Il blitz portò al sequestro di una notevole quantità di droga. Nel negozio da parrucchiere nella zona Peep di Gualtieri, in un bar (il “Bettolino” di Santa Vittoria di Gualtieri) e nelle abitazioni dei tre arrestati furono trovati quasi due chili di cocaina, circa un chilo e mezzo di hascisc e poco meno di un chilo di marijuana.

Durante le perquisizioni spuntò fuori anche un fiume di soldi: 600mila euro in bigliettoni conservati in gran parte da Rudy Mora. Per i carabinieri di Parma, coordinati dal pm di Reggio Stefania Pigozzi, a capo dello spaccio c’era proprio il parrucchiere ancora in carcere a Reggio.

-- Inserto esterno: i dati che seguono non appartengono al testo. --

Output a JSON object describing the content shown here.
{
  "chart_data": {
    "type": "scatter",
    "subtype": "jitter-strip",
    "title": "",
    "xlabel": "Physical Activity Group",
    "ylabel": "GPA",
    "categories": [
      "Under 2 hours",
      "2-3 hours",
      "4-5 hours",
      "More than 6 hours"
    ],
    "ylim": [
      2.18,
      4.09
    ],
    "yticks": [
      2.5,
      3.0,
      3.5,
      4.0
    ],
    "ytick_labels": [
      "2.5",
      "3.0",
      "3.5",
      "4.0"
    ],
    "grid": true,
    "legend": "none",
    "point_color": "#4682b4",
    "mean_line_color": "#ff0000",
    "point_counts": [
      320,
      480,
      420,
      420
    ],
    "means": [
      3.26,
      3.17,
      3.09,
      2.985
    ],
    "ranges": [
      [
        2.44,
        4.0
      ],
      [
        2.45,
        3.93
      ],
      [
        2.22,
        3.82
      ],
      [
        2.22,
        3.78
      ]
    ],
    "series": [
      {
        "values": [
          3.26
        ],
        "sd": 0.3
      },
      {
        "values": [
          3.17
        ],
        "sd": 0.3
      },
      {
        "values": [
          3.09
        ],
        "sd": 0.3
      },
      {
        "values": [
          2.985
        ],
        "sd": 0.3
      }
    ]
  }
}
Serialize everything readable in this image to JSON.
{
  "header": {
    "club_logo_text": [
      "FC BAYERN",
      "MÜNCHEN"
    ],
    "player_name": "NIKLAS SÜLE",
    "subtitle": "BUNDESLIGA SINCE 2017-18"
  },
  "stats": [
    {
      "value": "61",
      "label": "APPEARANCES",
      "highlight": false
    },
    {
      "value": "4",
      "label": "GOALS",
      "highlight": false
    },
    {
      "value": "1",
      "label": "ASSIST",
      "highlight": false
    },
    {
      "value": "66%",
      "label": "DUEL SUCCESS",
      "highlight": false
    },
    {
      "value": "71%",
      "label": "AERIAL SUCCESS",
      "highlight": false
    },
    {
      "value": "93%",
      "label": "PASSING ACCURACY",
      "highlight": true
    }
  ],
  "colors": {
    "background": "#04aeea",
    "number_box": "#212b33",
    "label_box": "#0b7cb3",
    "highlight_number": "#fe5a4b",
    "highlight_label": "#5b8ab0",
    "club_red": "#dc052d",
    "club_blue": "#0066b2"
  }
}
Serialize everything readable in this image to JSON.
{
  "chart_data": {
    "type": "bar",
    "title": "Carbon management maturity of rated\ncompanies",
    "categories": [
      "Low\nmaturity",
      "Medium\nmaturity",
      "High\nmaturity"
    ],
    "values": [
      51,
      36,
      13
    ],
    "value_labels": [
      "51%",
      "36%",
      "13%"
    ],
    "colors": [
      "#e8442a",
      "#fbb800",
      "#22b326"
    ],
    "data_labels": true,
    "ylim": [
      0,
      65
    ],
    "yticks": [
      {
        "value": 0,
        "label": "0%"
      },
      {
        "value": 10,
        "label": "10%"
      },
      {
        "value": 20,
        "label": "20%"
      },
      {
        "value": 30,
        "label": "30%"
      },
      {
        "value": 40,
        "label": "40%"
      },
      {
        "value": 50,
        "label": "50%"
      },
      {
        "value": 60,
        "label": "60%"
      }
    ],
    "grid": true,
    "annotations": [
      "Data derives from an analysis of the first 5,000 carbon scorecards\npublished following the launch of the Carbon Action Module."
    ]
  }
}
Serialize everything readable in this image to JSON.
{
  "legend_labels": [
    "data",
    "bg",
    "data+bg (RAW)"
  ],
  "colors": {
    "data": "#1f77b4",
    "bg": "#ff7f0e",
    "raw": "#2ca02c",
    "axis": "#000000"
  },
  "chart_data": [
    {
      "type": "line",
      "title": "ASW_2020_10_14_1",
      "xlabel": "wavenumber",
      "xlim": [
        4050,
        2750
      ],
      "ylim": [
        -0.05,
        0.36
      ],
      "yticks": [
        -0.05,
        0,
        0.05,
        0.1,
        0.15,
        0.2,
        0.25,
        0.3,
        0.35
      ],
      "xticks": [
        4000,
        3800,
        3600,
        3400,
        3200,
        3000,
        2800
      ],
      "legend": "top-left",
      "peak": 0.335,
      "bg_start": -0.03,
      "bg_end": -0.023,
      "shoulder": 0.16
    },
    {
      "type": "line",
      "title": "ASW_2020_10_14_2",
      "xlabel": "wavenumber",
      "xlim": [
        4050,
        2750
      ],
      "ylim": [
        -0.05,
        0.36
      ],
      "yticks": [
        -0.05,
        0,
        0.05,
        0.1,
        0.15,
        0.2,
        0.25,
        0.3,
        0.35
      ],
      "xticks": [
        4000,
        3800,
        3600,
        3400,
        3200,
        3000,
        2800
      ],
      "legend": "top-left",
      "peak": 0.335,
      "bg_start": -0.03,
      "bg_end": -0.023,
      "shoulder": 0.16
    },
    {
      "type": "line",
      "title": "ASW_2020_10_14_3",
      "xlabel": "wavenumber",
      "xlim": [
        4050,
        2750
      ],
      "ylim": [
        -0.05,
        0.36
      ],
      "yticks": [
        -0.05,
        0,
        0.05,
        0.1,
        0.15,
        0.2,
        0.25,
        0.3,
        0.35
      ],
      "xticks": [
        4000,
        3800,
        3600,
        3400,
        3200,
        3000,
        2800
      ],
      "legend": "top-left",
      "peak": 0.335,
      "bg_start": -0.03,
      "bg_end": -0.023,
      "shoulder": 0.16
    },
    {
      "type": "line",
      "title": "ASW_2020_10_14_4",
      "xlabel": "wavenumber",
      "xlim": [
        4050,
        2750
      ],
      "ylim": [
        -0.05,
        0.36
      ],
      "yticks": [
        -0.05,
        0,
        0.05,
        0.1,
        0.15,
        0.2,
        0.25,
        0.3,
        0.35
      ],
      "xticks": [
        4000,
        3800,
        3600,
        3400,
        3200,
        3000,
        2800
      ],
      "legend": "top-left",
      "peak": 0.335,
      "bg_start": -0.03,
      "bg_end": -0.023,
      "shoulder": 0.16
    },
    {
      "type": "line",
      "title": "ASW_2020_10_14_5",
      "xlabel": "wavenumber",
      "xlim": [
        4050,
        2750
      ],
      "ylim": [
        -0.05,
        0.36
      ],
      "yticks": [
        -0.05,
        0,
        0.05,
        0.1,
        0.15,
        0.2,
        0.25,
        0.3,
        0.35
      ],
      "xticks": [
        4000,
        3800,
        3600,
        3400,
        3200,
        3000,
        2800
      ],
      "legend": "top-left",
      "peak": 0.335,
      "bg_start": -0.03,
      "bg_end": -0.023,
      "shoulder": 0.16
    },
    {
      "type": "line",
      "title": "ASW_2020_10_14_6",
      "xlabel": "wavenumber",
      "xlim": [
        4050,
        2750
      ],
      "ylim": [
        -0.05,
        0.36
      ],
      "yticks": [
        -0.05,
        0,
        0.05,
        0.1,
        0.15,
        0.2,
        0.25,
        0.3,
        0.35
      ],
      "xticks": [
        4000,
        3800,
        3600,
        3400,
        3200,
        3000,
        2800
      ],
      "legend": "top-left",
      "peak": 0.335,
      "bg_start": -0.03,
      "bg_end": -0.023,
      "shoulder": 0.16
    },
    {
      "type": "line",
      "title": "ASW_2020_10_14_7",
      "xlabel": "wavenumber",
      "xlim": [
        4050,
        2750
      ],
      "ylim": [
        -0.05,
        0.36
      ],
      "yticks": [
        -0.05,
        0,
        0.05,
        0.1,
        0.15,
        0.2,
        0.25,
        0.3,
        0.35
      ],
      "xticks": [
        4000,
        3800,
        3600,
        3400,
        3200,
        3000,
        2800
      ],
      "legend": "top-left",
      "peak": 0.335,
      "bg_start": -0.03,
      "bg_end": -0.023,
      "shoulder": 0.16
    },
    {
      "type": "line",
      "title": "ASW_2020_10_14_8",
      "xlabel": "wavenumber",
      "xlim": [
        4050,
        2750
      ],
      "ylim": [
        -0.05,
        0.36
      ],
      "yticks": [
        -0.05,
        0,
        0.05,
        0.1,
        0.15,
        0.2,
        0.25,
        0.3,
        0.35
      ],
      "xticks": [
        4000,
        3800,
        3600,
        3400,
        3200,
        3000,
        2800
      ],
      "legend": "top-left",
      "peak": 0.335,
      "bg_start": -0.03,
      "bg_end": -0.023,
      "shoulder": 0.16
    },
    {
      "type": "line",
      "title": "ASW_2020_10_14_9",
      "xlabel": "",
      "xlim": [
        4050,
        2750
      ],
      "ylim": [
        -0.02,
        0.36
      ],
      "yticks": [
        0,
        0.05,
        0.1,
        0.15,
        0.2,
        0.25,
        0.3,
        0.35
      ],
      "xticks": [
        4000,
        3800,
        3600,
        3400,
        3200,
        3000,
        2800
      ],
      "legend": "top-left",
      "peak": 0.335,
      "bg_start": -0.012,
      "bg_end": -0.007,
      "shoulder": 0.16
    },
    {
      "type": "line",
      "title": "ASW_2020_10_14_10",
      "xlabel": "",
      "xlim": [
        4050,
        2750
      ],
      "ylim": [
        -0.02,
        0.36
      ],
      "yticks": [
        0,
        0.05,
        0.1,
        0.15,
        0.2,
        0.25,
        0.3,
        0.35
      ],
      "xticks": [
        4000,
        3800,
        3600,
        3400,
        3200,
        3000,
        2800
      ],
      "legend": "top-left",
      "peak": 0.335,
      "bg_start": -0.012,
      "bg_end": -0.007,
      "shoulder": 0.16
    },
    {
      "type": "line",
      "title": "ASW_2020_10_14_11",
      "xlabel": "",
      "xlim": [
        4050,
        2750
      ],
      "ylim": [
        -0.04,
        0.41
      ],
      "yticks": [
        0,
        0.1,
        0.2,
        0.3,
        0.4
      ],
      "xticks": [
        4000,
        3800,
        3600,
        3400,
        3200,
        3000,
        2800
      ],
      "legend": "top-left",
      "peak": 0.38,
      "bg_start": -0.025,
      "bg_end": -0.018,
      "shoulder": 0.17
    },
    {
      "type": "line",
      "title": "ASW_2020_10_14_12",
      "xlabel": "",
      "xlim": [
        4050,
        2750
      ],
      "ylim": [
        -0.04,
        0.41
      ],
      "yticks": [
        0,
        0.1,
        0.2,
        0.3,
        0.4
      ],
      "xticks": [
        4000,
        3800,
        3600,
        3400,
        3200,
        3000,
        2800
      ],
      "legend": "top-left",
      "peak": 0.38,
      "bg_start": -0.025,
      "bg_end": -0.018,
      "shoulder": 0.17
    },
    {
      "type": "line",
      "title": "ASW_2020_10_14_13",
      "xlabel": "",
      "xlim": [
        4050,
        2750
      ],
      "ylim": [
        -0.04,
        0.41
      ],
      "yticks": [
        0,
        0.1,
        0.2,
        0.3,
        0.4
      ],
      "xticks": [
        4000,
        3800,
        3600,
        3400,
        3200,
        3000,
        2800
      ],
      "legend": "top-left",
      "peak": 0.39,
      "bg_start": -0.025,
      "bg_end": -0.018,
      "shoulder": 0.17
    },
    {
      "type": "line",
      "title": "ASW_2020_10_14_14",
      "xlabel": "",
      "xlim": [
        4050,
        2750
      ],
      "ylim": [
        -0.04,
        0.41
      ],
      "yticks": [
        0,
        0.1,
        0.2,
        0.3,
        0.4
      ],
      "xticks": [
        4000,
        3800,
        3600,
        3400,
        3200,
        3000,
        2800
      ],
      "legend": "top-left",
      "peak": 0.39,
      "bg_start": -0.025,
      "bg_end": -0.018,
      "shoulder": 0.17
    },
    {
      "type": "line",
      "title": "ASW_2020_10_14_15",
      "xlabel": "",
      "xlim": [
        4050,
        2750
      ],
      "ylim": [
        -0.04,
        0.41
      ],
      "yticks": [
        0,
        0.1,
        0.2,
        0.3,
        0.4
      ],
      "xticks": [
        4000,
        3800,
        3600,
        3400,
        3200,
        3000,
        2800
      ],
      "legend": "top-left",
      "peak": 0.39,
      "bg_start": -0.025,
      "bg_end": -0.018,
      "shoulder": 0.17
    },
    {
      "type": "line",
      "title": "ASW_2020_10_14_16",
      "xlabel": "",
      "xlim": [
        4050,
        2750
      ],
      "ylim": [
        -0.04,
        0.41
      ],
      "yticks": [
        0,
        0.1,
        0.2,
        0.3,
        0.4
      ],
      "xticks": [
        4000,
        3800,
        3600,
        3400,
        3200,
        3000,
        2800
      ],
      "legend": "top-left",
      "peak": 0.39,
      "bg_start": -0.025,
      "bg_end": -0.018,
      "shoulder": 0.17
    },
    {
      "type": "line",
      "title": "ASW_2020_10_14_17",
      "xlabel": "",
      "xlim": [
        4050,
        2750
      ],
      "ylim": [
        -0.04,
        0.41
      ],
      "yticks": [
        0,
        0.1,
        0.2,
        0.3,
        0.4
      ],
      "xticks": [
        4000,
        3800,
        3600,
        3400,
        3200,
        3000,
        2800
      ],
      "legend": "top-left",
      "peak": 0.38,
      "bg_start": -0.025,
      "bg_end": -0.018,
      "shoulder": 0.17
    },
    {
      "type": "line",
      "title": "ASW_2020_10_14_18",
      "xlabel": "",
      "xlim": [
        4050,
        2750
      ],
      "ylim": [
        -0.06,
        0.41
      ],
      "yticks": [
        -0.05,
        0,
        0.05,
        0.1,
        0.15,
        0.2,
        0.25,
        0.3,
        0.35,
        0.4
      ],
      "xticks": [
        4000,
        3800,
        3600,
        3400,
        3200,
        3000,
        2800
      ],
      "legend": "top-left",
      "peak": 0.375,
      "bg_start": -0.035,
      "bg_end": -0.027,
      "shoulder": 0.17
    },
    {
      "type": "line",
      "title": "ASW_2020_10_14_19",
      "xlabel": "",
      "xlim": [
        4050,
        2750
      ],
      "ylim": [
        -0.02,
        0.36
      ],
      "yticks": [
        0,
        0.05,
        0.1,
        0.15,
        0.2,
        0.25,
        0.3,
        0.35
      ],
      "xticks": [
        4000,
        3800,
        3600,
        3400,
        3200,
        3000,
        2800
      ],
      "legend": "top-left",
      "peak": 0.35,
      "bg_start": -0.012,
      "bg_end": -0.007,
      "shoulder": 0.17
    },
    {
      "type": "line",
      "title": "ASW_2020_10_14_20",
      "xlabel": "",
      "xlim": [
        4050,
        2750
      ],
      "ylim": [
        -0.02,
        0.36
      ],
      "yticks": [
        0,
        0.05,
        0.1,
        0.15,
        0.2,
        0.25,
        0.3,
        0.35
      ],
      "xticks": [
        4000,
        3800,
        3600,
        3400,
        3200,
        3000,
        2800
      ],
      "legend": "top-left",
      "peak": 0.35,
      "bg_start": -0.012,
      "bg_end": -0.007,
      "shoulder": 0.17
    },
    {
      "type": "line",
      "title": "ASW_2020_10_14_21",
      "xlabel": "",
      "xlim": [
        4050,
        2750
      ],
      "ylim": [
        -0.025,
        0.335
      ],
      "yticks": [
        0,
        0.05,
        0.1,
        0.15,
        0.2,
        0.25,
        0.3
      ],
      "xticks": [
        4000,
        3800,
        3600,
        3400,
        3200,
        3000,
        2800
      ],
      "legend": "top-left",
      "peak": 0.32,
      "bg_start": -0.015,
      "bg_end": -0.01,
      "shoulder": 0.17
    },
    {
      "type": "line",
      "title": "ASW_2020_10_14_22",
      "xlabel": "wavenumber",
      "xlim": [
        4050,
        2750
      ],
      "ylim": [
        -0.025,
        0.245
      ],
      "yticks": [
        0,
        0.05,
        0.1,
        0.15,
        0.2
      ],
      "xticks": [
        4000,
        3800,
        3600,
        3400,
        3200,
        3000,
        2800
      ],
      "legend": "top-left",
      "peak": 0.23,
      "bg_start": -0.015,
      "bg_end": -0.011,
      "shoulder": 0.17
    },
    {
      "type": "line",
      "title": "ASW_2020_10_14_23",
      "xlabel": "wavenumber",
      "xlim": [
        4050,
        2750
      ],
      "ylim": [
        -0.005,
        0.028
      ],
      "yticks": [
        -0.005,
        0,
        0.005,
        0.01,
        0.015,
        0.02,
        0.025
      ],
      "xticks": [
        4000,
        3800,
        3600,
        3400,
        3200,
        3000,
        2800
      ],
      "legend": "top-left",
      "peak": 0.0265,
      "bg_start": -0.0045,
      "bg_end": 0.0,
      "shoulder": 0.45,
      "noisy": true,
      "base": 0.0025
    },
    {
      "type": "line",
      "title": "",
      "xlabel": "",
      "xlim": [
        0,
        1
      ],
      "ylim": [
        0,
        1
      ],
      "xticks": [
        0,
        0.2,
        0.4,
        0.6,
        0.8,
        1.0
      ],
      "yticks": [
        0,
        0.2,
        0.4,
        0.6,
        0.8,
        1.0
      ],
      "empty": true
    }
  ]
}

Visti gli obiettivi mirati seguiti dai militari, il fatto che da Parma fossero arrivati alla Bassa reggiana muovendosi in borghese, la notevole quantità di droga e soprattutto di soldi sequestrati, da subito si è pensato che dietro il blitz dello scorso novembre vi fosse un’indagine articolata e con una serie di accertamenti e riscontri ancora da fare.

In meno di tre mesi l’ipotesi è stata confermata dai nuovi sequestri effettuati a Guastalla. Il valore dei beni su cui i carabinieri di Parma hanno messo le mani sale così da 600 mila a 900 mila euro. E i militari sono arrivati a questi nuovi beni sovrapponendo i dati relativi ai flussi di cocaina, hascisc e marijuana a quelli dei tenori di vita, delle proprietà e dei gruzzoli in banca o nascosti qua e là dagli indagati.

Tanta droga e tanti soldi che devono ancora trovare una giustificazione. È dunque difficile pensare che l’indagine sia chiusa con questi nuovi sequestri. Da Parma trapela che restano ancora da stabilire tutte le ramificazioni di un traffico di stupefacenti che, quasi di certo, non si limitava alla Bassa reggiana.